In Aug. and Sept. this year, the protests on campus at Seinan Gakuin against the “security bills” before the Japanese Diet was mostly by faculty and staff and led by Dr. Ichiro Sudo, Dean of the Department of Theology.

Christians in Japan were among the loudest opponents of what are now enacted “security laws.” Most Christians have also been among the most vocal in opposing suggested changes to Article 9 of the Japanese constitution.

Article 9, in the new Constitution adopted in May 1947 and which Prime Minister Abe now seemingly wants to change, outlaws war as a means to settle international disputes.
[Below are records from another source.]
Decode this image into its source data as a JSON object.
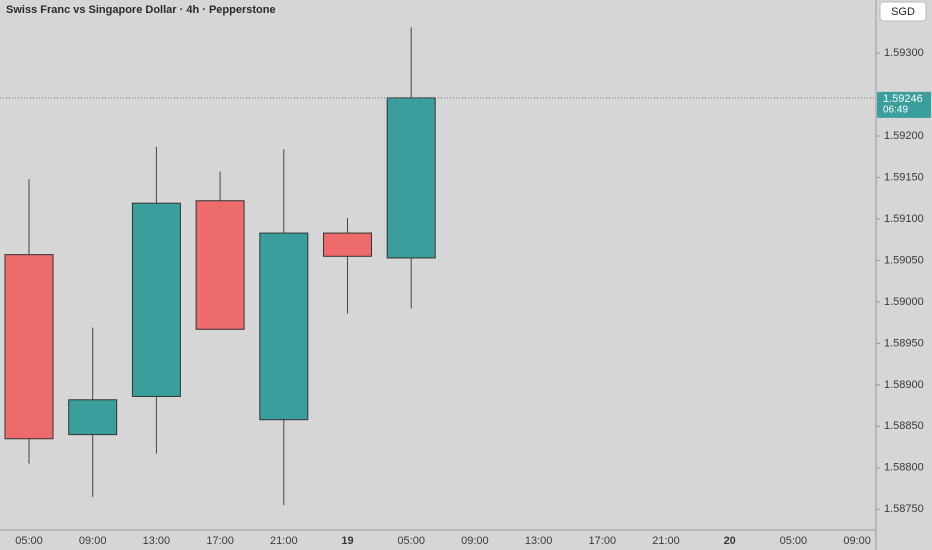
{
  "chart_data": {
    "type": "candlestick",
    "title": "Swiss Franc vs Singapore Dollar · 4h · Pepperstone",
    "currency": "SGD",
    "categories": [
      "05:00",
      "09:00",
      "13:00",
      "17:00",
      "21:00",
      "19",
      "05:00",
      "09:00",
      "13:00",
      "17:00",
      "21:00",
      "20",
      "05:00",
      "09:00"
    ],
    "open": [
      1.59057,
      1.5884,
      1.58886,
      1.59122,
      1.58858,
      1.59083,
      1.59053,
      null,
      null,
      null,
      null,
      null,
      null,
      null
    ],
    "high": [
      1.59148,
      1.58969,
      1.59187,
      1.59157,
      1.59184,
      1.59101,
      1.59331,
      null,
      null,
      null,
      null,
      null,
      null,
      null
    ],
    "low": [
      1.58805,
      1.58765,
      1.58817,
      1.58967,
      1.58755,
      1.58986,
      1.58992,
      null,
      null,
      null,
      null,
      null,
      null,
      null
    ],
    "close": [
      1.58835,
      1.58882,
      1.59119,
      1.58967,
      1.59083,
      1.59055,
      1.59246,
      null,
      null,
      null,
      null,
      null,
      null,
      null
    ],
    "up_color": "#3a9e9c",
    "down_color": "#ee6b6b",
    "last_price": 1.59246,
    "countdown": "06:49",
    "ylim": [
      1.58725,
      1.59364
    ],
    "yticks": [
      {
        "value": 1.5875,
        "label": "1.58750"
      },
      {
        "value": 1.588,
        "label": "1.58800"
      },
      {
        "value": 1.5885,
        "label": "1.58850"
      },
      {
        "value": 1.589,
        "label": "1.58900"
      },
      {
        "value": 1.5895,
        "label": "1.58950"
      },
      {
        "value": 1.59,
        "label": "1.59000"
      },
      {
        "value": 1.5905,
        "label": "1.59050"
      },
      {
        "value": 1.591,
        "label": "1.59100"
      },
      {
        "value": 1.5915,
        "label": "1.59150"
      },
      {
        "value": 1.592,
        "label": "1.59200"
      },
      {
        "value": 1.593,
        "label": "1.59300"
      }
    ]
  }
}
As of 10/10/2015 many Japanese fear that Article 9 is headed for the dustbin.

Friday, January 10, 2014

Worries about Japan—25 Years Ago and Now

Do you remember the first week of January 1989? That was 25 years ago, but I remember it well as that was a time of significant transition in Japan where I then lived.
Emperor Hirohito passed away that year on January 7. Born in 1901, he became the Emperor of Japan in 1926 and at the time of his death had been Japan’s longest-reigning monarch. When a new emperor accedes to the throne in Japan, a new era name is chosen and the calendar starts again at year 1. So Emperor Hirohito died in Showa 64.
Crown Prince Akihito became the 125th Emperor of Japan upon the death of his father and chose Heisei (“peace everywhere”) for the name of the new era. So last week was the beginning of Heisei 26 in Japan.
In the weeks before Emperor Hirohito’s death there was considerable anxiety among many Christians, and some other non-traditional Japanese people. Accordingly, “Showa, X-Day and Beyond” was the theme for the thirtieth Hayama Men’s Missionary Seminar, held on Jan. 5-7, 1989, at Amagi Sanso in Japan.
“X-Day” was the name given to the unknown day of the Emperor’s approaching death—and he died while the seminar was in progress. I had the privilege of giving the final paper at that meeting.
Part of the Christians’ concern at that pivotal time in Japanese history was the possibility of a surge of nationalistic (Shintoistic) fervor that would be detrimental to the Christian presence and activities in Japan. Even though religion and the state are to be separate according to the Japanese Constitution, there was considerably anxiety about that not being honored after X-Day.
Looking back, Emperor Hirohito’s death 25 years ago seems to have had minimal long-term effects on the religious or political situation in Japan. Things did not turn out as negatively for Christians, or others, as feared.
But now, quite unrelated to any religious affiliations or affectations, there seems to be a growing nationalistic movement in Japan led primarily by the current head of the Liberal Democratic Party, Prime Minister Shinzo Abe, who is now in the thirteenth month of his second stint as head of the Japanese government.
PM Abe (pronounced ah-beh) became the 90th Japanese Prime Minister in September 26, 2006. He was then Japan's youngest prime minister since World War II—and the first to be born after the war. But he served as prime minister for less than a year the first time, resigning on September 12, 2007.
Since his election again in December 2012, Abe has taken a hawkish position that is currently a concern for many Japanese—and people in nearby countries. The end of month, as the Washington Post reported, “Japanese Prime Minister Shinzo Abe visited a Shinto shrine Thursday that honors Japan’s war dead, including 14 war criminals, and is seen by Asian neighbors as a symbol of the nation’s unrepentant militarism.”


That visit to Yasukuni Shine is, of course, much opposed by Christians, and others, in Japan. But much of their opposition last year was due to PM Abe’s expressed intention to change Article IX of the Japanese Constitution, which outlaws war as a means to settle international disputes involving the state.
Less than a week after his ill-conceived visit to Yasukuni, in his New Year message last week PM Abe reaffirmed his resolve to change the nation’s pacifist constitution. No wonder not only peace-loving Japanese but people of the neighboring countries, and elsewhere, have worries about the direction Japan is headed.